Anyone who has been producing music for a while will recognise FL Studio, but perhaps under it’s older name of Fruity Loops. Fruity Loops used to be a great MIDI looper system where users could build drum and synth loops before bouncing them into their favourite DAW. Fast forward 20 years and FL Studio is now a fully fledged DAW ready to take on any project you can throw at it.
FL Studio claims to be everything you need to compose, arrange, record, edit, mix and master in one complete package and is used by some of the worlds most creative artists. They list some big names in the EDM world as users such as Porter Robinson, Afrojack and Deadmau5.
With a few tiers available, there is something that works for every type of user and every budget from Fruity edition, a limited setup for basic loops and melodies, right up to their All Plugins Bundle, the complete version of FL Studio with everything thrown in. Users can also purchase the Producer tier which is every software feature available minus the extra plugin packs which can be purchased separately.
If you purchase a copy of FL Studio, you also get lifetime updates for free. That means you only pay for one licence for whatever level software you choose and every subsequent update comes free of charge. Pretty cool huh?
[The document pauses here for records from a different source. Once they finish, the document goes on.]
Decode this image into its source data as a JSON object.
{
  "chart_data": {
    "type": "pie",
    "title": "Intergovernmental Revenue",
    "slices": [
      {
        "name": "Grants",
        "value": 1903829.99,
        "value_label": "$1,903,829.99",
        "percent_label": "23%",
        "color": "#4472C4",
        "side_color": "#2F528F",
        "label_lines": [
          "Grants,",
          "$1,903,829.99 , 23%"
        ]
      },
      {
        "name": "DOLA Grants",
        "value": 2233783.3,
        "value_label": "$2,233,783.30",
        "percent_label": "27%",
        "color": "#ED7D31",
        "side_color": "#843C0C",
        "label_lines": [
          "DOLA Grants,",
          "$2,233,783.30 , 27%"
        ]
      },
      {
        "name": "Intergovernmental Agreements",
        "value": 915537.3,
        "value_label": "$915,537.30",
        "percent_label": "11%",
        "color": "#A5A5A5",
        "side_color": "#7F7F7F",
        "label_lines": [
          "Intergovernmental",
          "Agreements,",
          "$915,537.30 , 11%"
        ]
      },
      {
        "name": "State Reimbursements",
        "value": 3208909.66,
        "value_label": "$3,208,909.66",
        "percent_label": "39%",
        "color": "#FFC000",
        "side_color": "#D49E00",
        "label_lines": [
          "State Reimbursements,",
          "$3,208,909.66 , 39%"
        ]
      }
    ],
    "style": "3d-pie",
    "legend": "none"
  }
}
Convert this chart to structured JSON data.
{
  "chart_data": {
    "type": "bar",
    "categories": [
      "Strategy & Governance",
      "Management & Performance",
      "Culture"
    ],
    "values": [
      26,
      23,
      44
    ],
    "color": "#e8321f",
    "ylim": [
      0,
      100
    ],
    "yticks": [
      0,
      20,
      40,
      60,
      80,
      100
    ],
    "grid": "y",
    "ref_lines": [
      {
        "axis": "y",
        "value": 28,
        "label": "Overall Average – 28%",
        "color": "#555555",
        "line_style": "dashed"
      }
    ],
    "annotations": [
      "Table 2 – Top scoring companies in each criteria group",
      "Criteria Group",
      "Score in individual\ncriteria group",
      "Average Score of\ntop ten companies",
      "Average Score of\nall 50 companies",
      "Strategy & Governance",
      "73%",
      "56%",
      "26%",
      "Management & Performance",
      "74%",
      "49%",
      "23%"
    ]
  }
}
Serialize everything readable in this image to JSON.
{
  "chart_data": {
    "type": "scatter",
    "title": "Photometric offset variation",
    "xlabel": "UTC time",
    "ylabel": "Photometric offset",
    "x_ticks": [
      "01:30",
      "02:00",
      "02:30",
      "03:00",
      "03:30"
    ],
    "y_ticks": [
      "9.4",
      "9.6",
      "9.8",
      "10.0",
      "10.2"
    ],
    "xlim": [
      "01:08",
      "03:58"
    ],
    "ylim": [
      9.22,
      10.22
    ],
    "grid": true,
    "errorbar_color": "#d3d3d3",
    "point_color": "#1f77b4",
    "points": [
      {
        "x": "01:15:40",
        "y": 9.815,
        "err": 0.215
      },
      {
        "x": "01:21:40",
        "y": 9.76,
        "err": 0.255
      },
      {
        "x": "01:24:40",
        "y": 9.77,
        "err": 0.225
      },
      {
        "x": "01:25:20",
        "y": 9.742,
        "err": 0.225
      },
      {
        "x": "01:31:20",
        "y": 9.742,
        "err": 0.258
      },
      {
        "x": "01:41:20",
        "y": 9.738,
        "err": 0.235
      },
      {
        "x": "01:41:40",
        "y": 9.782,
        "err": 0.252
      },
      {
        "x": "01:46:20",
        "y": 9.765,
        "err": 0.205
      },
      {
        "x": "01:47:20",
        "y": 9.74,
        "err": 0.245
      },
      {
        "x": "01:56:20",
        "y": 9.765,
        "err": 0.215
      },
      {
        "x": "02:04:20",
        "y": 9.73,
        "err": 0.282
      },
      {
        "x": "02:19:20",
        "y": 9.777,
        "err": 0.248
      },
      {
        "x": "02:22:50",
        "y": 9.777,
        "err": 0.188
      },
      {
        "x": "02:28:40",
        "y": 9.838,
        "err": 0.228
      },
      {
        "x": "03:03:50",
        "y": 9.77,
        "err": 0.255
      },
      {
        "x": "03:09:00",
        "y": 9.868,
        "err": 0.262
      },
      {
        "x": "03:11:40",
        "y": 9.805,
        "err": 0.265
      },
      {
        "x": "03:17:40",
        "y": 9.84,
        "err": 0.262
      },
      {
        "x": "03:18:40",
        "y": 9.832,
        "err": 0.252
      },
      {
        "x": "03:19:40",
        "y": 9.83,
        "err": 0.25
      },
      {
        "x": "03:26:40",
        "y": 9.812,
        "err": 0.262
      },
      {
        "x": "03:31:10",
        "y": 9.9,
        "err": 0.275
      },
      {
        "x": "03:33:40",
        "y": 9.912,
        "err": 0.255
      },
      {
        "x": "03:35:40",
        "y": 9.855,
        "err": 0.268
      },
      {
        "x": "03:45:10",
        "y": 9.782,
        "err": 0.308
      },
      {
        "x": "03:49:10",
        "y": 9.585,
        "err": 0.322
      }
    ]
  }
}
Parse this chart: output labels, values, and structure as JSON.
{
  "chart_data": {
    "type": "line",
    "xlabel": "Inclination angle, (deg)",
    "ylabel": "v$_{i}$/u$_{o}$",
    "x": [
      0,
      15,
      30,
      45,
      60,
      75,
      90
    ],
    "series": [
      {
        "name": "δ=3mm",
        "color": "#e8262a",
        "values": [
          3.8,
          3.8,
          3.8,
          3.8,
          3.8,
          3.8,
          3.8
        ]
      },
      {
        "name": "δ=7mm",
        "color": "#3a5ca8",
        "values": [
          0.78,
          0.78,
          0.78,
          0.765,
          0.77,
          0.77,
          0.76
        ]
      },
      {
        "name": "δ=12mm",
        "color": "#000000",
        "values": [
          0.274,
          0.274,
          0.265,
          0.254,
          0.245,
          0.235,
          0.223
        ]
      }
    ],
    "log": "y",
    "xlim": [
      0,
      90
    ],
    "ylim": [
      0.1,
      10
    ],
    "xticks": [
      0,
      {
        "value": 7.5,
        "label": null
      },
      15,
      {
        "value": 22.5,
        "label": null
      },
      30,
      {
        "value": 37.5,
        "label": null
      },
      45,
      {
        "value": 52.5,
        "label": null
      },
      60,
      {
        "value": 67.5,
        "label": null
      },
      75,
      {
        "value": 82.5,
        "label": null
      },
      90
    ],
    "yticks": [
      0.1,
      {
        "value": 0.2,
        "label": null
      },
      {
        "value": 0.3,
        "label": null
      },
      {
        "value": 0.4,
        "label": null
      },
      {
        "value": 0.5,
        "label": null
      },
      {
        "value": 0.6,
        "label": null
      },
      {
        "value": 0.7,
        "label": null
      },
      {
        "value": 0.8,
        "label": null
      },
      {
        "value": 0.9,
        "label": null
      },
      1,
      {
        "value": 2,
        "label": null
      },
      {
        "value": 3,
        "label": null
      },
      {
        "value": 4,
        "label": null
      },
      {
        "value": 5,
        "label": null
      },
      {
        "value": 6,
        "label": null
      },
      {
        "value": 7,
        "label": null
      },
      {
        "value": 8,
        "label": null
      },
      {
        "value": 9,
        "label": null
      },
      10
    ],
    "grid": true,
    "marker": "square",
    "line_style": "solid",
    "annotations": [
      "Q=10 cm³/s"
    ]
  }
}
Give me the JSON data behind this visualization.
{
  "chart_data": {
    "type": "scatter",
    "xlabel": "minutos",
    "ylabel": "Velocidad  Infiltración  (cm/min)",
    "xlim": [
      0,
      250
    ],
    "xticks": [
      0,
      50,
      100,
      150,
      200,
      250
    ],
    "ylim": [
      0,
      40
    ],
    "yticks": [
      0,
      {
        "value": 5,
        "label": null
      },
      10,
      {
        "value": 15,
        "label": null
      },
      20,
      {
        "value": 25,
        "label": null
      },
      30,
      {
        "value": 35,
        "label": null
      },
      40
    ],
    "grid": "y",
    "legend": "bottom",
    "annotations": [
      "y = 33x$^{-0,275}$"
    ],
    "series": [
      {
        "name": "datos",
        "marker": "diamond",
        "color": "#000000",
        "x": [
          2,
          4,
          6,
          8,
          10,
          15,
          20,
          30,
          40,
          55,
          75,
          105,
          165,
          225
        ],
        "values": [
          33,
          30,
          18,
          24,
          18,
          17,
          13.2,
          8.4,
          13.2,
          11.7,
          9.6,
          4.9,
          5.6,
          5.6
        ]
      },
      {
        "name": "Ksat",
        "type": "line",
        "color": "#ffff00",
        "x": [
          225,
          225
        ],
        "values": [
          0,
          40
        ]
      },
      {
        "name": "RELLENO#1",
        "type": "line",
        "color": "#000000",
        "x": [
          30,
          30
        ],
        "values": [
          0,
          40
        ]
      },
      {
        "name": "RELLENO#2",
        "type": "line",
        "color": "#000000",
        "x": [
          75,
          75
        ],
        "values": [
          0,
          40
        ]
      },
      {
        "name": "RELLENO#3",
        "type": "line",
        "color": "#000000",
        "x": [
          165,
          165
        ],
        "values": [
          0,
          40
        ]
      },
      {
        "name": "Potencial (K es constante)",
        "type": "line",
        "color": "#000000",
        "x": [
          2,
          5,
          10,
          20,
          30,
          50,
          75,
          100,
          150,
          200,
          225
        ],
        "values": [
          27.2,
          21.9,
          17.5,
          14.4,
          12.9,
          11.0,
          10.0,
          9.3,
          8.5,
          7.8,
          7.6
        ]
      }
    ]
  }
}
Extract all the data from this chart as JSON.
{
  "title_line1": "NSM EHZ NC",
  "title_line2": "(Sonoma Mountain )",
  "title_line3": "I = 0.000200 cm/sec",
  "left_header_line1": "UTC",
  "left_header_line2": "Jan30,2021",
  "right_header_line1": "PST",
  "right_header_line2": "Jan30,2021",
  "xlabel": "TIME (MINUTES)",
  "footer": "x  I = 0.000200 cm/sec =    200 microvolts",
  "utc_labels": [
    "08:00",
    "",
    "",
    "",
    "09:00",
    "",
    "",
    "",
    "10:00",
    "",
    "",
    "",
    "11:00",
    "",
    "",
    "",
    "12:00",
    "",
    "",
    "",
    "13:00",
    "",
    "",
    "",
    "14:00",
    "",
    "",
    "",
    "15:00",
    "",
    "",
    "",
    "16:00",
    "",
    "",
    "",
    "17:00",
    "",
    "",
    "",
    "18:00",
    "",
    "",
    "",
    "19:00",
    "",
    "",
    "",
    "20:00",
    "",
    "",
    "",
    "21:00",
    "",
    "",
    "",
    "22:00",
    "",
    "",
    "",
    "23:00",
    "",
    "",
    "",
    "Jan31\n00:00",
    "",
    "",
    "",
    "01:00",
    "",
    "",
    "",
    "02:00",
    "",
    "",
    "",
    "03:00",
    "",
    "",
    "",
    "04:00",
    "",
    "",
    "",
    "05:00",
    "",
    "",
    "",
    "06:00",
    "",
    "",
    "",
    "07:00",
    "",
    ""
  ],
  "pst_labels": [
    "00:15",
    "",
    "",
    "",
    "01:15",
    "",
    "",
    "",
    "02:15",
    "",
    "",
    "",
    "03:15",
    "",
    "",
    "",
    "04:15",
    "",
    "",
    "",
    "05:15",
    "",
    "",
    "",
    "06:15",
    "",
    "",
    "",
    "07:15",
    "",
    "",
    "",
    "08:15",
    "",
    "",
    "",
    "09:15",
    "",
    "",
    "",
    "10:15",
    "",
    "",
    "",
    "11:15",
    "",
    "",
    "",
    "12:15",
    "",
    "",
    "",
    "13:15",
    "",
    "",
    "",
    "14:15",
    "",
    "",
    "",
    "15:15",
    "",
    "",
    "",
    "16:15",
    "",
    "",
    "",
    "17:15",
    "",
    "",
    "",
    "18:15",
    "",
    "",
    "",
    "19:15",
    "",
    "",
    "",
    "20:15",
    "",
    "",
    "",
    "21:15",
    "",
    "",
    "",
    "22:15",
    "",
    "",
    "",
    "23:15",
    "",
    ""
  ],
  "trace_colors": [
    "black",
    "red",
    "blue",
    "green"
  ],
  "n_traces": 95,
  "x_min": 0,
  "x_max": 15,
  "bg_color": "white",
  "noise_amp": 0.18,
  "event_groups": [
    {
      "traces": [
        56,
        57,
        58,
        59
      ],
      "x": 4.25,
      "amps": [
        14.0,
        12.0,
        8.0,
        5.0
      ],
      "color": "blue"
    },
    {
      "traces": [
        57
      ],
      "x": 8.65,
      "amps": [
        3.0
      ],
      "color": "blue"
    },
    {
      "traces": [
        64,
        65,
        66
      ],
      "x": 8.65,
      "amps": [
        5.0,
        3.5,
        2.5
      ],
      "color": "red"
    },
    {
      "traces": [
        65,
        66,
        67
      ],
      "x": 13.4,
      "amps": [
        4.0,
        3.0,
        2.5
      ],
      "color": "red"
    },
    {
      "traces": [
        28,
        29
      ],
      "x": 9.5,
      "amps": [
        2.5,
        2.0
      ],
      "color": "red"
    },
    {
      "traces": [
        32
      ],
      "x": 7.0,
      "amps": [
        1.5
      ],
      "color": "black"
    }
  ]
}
FL Studio is very powerful as an editing tool and has a large range of plugins, effects and virtual instruments at your disposal. The inbuilt mixer view is intuitive and fast to use and allows you to mix, master and make your loops and tracks ready to be released.
Audacity is a piece of music making software that really divides opinion across the internet. It’s free, and it’s very limited to what it can do. Does that mean it’s not worth considering? Let’s look at what it can do.
It’s a fantastic way to record simple audio demos. If you have a guitar and vocal part you want to throw down to keep a record, it’s perfect. It has no option to use any VST Instruments so all your digital synths and drum machines are useless here, but it does support VST plugins so you can use your favourite plugins to manipulate the tracks you record.
Audacity is easy to use and requires no knowledge of recording to get to grips with. It’s simplicity is sometimes it’s best feature because anyone can get started with recording regardless of how little they know on the topic.
It’s not designed for high quality mixing, or in depth editing but the interface does allow you to record tracks, chop them up a little, apply plugins to manipulate the sounds and export to a range of formats.
Audacity cannot accept incoming MIDI messages, but it can playback imported MIDI files as well as allow for simple MIDI editing. The MIDI engine is basic but it was not the intention of the developers to make it a MIDI focused setup. Audacity is developed by volunteers and is an open source piece of software which is funded by donations. If you want something barebones and simple to learn on, look no further.
Get Audacity here.
There are many more DAW’s available beyond those listed here. Many offer trial versions which can serve as very useful insights into that software package for anyone who is new to producing music. I would suggest trying out as many as you can to find what suits you best before you make a financial commitment. Check out which DAW’s suit which music styles and working methods the best and enjoy the process!
Remember when looking at DAW’s that no one DAW does everything. Many top producers will work with multiple DAWs to remove limitations in their workflow and while this can sometimes be a burden, your goal of the perfect track waiting at the end will make that journey worthwhile.